Complimenting Wicks as “that good” — despite his well-documented drop issues — was a strange touch, but even that wasn’t the most infuriating moment of the postgame briefing.


The Real Spark: The False Start That Somehow Became a Timeout

Minutes later, a much more blatant mistake unfolded.

Facing a crucial fourth down, the Packers’ offensive line clearly flinched — a false start visible to nearly everyone watching. Ford Field erupted, and the flags flew. That should have backed Green Bay up, forcing a tougher attempt or a field goal.

Instead, officials ruled that head coach Matt LaFleur had called timeout before the penalty.

On the very next play, Green Bay scored a touchdown.

To Lions fans, the explanation defied common sense. LaFleur had his play sheet covering his mouth and didn’t even signal until after the flag had flown. FOX sideline reporter Tom Rinaldi later confirmed the same: the false start happened first.

When Pouncy pressed referee Ron Torbert, he remained unmoved.

“The timeout was called before the false start.”

“We recognized the timeout called, and that the timeout was called before the false start.”

No specifics.
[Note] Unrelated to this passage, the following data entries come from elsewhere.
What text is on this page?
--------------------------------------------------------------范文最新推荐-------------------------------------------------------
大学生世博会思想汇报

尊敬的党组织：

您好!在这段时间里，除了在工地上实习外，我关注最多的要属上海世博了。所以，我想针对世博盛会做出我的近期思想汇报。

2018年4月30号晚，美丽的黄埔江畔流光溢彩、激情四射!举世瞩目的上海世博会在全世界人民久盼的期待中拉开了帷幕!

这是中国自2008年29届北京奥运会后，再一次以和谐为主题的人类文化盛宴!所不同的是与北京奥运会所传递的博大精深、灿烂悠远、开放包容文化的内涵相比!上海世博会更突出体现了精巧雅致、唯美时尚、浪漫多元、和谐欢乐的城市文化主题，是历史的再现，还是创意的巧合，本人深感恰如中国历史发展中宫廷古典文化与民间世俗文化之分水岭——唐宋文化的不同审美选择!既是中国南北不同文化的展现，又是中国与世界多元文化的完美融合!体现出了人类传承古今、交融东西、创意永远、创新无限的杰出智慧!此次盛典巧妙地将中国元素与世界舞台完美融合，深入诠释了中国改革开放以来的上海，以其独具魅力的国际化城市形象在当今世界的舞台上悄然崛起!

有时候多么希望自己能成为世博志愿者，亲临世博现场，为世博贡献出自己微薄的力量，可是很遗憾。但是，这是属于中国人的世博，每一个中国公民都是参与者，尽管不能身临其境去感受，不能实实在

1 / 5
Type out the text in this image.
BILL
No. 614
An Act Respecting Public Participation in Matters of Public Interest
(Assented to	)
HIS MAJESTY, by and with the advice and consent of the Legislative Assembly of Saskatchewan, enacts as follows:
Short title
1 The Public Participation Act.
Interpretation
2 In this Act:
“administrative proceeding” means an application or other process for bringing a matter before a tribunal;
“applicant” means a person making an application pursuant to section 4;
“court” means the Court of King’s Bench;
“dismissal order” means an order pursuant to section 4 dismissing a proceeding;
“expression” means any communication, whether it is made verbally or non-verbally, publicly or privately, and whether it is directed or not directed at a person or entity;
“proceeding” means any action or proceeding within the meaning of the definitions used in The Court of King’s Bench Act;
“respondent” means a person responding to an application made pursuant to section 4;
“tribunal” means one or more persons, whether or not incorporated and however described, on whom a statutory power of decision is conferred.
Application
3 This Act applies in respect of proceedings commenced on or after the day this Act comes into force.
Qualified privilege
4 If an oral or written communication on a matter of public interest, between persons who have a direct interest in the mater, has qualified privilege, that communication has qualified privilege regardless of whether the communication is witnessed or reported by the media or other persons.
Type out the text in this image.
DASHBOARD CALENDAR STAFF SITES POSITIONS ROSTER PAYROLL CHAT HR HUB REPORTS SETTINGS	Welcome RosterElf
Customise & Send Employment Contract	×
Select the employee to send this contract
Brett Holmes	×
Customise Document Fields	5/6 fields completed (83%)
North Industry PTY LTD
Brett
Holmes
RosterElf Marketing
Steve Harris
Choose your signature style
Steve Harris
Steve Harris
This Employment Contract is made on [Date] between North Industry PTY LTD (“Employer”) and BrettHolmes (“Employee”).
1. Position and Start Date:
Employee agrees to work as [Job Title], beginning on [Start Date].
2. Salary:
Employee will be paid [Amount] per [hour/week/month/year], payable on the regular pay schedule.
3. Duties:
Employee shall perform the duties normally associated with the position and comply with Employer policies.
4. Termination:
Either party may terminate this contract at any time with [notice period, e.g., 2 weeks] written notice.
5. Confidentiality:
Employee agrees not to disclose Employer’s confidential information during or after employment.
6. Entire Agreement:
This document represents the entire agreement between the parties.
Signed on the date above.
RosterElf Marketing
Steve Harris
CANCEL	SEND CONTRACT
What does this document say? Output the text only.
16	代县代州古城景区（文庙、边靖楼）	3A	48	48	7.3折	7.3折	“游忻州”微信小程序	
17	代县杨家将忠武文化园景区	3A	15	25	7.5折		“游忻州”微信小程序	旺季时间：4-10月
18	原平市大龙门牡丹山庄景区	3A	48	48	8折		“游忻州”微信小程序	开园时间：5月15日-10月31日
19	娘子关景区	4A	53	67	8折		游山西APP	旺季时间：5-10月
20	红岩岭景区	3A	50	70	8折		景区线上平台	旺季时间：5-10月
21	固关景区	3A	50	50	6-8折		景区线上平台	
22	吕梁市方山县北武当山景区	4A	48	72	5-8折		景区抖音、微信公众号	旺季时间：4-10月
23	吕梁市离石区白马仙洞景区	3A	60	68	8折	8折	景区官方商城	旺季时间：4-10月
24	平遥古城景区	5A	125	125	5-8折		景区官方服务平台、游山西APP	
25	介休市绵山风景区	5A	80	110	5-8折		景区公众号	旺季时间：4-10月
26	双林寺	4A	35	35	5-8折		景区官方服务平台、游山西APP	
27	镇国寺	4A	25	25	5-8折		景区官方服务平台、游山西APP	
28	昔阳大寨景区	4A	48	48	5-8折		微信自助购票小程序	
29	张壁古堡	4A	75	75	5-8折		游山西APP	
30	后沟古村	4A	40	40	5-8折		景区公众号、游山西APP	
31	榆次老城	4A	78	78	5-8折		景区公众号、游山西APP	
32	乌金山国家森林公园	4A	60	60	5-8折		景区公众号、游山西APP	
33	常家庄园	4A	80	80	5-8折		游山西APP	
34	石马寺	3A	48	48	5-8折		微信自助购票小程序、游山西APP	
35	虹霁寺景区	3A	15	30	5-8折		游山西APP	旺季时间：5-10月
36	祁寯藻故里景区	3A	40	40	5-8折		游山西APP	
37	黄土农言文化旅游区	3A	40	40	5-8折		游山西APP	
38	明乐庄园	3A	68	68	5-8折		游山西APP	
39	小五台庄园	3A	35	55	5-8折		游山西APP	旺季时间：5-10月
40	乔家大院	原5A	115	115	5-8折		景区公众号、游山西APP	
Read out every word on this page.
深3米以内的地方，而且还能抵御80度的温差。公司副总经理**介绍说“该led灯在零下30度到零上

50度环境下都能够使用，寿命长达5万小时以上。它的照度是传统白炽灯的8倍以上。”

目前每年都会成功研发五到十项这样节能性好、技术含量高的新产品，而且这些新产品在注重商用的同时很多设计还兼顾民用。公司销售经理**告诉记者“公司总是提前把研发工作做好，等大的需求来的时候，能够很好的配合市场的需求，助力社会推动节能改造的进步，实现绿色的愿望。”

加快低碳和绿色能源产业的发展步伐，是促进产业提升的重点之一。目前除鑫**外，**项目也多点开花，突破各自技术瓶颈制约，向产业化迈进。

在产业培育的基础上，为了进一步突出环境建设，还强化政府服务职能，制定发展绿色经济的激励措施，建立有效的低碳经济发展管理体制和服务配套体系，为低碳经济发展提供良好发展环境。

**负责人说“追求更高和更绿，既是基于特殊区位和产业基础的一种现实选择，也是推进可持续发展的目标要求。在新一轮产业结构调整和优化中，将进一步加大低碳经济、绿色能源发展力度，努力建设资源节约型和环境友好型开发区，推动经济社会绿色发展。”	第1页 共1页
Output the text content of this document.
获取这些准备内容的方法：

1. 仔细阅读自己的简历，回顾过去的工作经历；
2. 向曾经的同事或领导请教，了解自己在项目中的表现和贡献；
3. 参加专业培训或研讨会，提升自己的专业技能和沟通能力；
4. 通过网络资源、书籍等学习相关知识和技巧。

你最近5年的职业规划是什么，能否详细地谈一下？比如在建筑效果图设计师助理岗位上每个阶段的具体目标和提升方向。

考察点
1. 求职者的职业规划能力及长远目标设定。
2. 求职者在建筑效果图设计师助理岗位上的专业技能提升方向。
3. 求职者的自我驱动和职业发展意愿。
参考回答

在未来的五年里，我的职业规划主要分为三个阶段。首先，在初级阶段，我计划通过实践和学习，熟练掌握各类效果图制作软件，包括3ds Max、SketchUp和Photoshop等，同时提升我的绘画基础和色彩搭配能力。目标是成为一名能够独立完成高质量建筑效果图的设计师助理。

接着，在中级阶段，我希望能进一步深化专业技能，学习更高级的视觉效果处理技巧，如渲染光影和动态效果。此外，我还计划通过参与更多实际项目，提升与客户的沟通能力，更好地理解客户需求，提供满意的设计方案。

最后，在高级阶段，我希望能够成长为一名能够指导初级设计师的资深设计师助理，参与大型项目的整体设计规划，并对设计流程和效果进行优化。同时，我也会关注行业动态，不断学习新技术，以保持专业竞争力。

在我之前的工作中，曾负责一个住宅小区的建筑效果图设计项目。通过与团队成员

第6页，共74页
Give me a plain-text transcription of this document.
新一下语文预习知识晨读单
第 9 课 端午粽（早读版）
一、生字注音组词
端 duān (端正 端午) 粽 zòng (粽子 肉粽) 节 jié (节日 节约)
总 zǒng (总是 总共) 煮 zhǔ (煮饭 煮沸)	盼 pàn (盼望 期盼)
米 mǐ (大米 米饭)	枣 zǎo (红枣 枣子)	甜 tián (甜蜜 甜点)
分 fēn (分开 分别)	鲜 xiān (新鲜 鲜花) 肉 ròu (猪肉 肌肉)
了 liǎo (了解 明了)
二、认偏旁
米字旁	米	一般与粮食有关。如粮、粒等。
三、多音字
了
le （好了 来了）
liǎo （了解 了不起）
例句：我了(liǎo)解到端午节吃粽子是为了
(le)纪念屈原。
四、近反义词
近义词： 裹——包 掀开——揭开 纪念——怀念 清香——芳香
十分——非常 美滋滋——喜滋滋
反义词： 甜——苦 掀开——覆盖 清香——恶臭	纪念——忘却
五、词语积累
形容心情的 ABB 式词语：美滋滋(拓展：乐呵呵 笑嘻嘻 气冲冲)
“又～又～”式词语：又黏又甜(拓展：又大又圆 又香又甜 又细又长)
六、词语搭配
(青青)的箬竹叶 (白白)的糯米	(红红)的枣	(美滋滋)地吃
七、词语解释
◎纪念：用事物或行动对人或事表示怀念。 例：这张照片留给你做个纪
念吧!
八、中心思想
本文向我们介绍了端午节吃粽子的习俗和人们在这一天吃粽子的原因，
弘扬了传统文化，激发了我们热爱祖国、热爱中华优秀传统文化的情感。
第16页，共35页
No acknowledgment of video evidence. Just the same line repeated — despite overwhelming indications that the sequence happened in the opposite order.

In a stadium as loud as Ford Field was that day, it’s unlikely LaFleur’s alleged shout for a timeout would have been heard at all. That makes his delayed physical signal — captured clearly on broadcast cameras — even more incriminating.


Why Lions Fans Are Fuming More Than Usual

Detroit didn’t lose solely because of officiating. The Packers were the better team on Thursday. But when confusing rulings are followed by explanations that appear dismissive or disconnected from what millions watched live, frustration naturally boils over.

And that’s the real issue.

Fans can accept human error. What they struggle to accept are explanations that seem to ignore reality. In a league where replay angles are abundant and instantaneous, shouldn’t someone upstairs be empowered to correct these kinds of obvious game-influencing mistakes?

For Lions fans, the sting isn’t just the loss. It’s the feeling that when the margins were razor thin, the calls that could have changed the tide were mishandled — and then defended with reasoning that only added insult to injury.

Their team’s playoff hopes are fading, and now a pair of controversial calls — and the officials’ tone-deaf explanations afterward — have become yet another chapter in Detroit’s long, painful officiating history.

On a day meant for gratitude, Lions fans were instead left shaking their heads once again.